One reason why only 10,000+ out of 500,000 annual users are arrested is because police use discretion. Police like the current prohibition of cannabis because it gives police sweeping powers and funding. Police are reluctantly forced to use discretion because the sheer volume of potential criminals is far beyond what the system could process. So how are they exercising this discretion?
If you follow the topic of prohibition you might know that there has been some focus on how Maori cannabis users are excessively arrested. The prohibition seems to be racist.
What has been conveniently overlooked is the massive bias against males in the arrest figures for cannabis users.
Although more than 1 in 3 cannabis users are female.
Only 1 in 11 arrests for cannabis use are female.
Of course it is always possible that male cannabis users are also doing more risky things that bring them to the attention of police. Just as in the general population, males tend to do more risky things that bring them to the attention of the police.
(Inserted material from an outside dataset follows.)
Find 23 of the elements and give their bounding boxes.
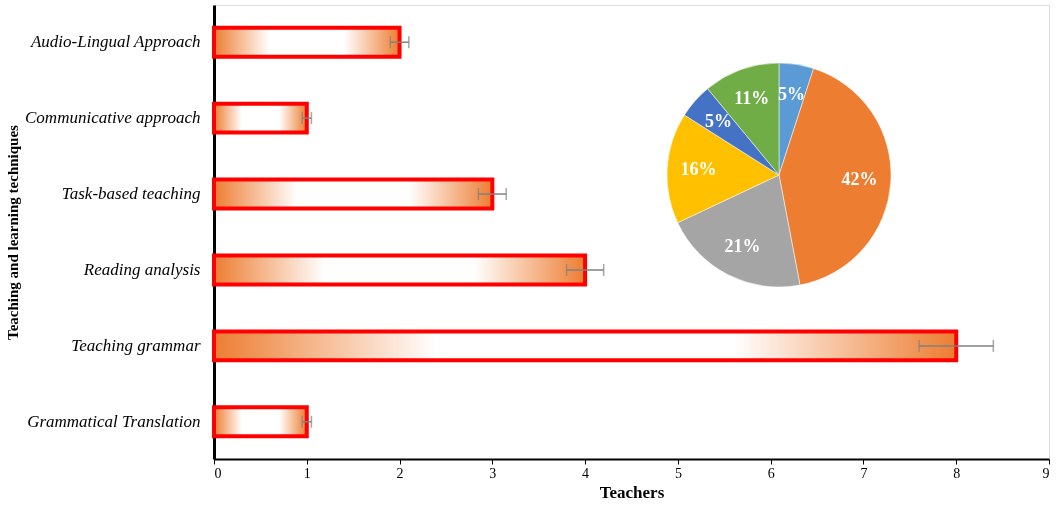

However it seems unlikely that this would explain such a huge difference in the arrest rates compared to the cannabis usage rates.
I imagine that I don’t need to explain here, how much sexism against males exists once you enter into the so called justice system. The arrest is just the start of the bias.
Then, of course once you have a criminal conviction for anything – even something as relatively harmless as smoking a joint – then you are far more likely to face further issues with the criminal justice system.
It seems to indicate that the cannabis prohibition laws are the pointy end of sexism of the criminal justice system.
This combines with the extreme anti-male bias of the family courts in the civil justice system. It all leads to the criminalisation and punishment of men for activities that did not harm anyone else. And it is done on a rather grand scale in New Zealand.
What’s worse in my view is few people ever talk about this anti-male bias of our so called justice system. The tacit message from society is that men are disposable, even when the men were not harming others. Really for the most petty of reasons in fact.
There will be a referendum on ending the current prohibition of cannabis on or before 2020. What many people don’t realise is that prohibition is largely an anti-male law. A vote to end prohibition will remove the criminalisation of over 9,000 men and boys every year. The effects of women will be relatively minimal.